Cords opens with a Heinrich Biber passacaglia (postlude to the composer’s 1676 Rosary Sonatas), variations on a simple four-chord descending progression, hypnotic yet dynamically-charged, with subtle rhythmic shifts and a resilient sostenuto. A violin piece that’s translated well to the viola, it sets the stage for the rest of the record.

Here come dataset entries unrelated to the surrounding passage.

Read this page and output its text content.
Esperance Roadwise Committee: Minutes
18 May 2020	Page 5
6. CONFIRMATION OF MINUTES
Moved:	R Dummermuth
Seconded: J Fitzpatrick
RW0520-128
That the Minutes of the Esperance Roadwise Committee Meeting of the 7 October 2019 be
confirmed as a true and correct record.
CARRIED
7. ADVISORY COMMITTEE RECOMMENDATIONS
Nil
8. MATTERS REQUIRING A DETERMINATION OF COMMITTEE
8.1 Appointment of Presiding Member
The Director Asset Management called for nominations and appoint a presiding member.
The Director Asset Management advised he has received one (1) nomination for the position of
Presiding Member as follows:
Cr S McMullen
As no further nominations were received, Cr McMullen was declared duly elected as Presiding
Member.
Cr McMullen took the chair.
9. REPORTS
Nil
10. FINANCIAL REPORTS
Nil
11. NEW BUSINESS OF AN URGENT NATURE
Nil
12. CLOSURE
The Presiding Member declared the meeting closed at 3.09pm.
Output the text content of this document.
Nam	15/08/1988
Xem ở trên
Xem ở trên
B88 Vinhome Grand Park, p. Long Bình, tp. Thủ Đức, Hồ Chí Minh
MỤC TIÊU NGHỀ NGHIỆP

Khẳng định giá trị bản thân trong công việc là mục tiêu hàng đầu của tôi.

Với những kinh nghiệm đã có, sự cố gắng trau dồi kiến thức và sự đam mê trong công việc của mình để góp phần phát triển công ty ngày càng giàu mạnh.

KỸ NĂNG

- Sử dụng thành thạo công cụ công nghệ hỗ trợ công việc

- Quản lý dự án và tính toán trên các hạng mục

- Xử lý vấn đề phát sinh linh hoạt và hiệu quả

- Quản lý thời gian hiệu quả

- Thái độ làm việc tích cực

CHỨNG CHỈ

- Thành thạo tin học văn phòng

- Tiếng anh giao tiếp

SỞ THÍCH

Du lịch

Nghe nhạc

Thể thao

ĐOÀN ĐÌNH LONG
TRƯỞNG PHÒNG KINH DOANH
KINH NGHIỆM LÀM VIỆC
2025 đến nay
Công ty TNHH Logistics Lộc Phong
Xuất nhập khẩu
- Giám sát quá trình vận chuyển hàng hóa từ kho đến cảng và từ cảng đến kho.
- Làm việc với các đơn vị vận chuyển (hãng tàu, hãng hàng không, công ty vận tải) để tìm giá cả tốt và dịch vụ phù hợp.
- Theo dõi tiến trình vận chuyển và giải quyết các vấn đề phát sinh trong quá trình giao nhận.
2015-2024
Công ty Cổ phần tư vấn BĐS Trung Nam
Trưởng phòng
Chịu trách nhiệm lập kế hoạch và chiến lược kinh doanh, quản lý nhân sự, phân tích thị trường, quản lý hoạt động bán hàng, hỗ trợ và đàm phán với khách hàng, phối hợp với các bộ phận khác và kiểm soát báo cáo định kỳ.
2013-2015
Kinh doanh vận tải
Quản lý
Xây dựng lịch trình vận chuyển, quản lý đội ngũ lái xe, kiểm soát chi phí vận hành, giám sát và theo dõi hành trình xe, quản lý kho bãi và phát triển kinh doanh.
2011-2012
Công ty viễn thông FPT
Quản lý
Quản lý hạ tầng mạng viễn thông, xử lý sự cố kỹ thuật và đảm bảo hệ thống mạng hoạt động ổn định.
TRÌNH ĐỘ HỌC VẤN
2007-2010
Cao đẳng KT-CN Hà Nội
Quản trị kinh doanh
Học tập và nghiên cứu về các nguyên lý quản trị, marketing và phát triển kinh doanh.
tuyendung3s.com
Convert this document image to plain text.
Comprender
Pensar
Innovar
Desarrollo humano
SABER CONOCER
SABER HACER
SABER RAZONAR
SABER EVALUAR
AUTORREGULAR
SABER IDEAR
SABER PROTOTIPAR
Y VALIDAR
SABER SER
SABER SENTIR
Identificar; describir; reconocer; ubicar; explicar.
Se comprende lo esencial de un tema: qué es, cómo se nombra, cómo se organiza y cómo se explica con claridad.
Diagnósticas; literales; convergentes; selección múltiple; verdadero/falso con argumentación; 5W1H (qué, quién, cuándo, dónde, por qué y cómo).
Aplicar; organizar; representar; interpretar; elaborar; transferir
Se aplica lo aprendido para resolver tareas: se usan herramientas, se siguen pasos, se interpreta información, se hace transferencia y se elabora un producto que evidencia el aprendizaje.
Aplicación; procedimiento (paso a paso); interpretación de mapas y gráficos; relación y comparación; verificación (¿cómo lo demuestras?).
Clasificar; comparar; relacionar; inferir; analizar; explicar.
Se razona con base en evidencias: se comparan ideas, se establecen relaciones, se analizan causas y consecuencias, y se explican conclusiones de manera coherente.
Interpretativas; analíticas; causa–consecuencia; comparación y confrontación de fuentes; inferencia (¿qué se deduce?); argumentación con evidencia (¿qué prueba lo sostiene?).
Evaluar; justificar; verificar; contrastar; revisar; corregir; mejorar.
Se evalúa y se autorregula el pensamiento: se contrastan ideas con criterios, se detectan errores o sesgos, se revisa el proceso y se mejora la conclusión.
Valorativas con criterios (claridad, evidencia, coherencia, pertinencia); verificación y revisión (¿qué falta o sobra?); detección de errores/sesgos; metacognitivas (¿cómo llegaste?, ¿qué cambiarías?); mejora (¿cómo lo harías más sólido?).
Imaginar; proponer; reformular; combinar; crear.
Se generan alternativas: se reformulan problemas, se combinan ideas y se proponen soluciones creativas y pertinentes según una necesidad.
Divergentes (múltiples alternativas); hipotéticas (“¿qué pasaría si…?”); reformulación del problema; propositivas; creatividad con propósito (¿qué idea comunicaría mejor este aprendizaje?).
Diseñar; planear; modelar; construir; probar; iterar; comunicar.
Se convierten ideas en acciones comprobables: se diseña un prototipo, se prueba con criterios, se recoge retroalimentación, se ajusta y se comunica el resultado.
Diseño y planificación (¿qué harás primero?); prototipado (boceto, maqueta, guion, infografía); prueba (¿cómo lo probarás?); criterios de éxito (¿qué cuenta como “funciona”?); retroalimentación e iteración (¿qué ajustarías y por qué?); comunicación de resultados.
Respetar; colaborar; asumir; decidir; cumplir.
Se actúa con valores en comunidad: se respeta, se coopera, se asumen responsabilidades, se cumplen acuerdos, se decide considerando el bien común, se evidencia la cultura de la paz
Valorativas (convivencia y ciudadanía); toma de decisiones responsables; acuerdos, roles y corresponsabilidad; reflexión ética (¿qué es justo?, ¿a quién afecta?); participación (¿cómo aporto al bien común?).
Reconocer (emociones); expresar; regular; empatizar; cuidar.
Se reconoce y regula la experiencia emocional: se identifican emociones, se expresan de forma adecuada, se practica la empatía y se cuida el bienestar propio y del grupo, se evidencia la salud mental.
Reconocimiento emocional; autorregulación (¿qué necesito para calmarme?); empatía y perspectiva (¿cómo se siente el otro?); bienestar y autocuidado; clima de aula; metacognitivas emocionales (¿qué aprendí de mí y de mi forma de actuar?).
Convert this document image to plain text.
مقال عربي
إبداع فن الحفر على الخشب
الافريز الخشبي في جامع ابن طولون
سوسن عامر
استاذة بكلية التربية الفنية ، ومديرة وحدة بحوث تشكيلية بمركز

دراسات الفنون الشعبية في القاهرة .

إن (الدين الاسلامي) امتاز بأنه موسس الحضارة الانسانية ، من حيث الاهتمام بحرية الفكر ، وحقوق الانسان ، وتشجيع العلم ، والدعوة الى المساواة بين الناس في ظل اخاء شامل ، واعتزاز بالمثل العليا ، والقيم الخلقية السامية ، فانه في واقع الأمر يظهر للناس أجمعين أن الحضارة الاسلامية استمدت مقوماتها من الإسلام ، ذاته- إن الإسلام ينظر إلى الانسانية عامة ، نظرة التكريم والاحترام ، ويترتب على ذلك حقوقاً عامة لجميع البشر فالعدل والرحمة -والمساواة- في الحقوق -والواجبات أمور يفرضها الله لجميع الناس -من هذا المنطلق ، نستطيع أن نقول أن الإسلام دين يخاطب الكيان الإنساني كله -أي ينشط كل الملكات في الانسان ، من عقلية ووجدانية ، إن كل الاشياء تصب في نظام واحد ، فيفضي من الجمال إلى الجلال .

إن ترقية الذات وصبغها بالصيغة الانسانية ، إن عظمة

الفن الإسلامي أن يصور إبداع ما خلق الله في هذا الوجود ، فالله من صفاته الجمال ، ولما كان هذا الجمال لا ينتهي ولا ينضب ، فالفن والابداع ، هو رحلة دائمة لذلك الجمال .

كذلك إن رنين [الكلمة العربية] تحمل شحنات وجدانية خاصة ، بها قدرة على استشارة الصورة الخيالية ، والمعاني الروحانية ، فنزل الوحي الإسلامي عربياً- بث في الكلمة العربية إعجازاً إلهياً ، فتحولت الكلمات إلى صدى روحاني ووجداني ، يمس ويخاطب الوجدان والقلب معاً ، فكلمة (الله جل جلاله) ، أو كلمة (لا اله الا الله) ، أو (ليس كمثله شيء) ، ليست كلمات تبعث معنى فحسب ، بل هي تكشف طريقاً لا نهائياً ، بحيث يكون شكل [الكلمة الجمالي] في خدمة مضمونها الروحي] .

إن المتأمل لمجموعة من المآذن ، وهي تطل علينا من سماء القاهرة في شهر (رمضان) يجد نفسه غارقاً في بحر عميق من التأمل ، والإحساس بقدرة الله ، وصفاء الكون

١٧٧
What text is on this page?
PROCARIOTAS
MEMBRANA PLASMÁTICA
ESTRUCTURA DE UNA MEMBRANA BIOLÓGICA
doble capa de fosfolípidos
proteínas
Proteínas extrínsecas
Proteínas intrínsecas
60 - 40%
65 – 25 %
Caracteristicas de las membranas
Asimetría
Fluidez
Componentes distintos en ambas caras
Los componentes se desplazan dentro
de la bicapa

Cords’ trance-inducing, marvelously ambient arrangement of the Irish traditional tune Port Na BPucai follows. Edmund Rubbra’s Meditations on the Byzantine Hymn O Quando El Cruce works its way methodically from an oddly Celtic-sounding pulse to vibrant pizzicato chromatics, suspensefully crescendoing, insistent motives and then a rapt calm. Alan Hovhaness’ Chahagir (Armenian for torchbearer) is plaintive and haunting, emotionally what one would expect from the year 1945 – although it has a baroque tinge – Cords loosening his vibrato and letting the phrases linger. His own multitracked suite Five Migrations builds a series of looped melodies: an echoing Kayhan Kalhor-esque miniature; slow wary circles spiced with edgy doublestops; and Middle Eastern allusions (no surprise considering Cords’ long association with the Silk Road Ensemble).
Cords achieves cello-like lows throughout a tersely brooding take of Stravinsky’s Elegie for Solo Viola. The album closes with Hindemith’s Sonata for Solo Viola, its somewhat peevish motives getting a lively bit of Bartokian agitation and moving from there through bracing morosity, jauntiness and austerity. Who is the audience for this album? Anyone with a taste for quiet, contemplative sounds with an edge.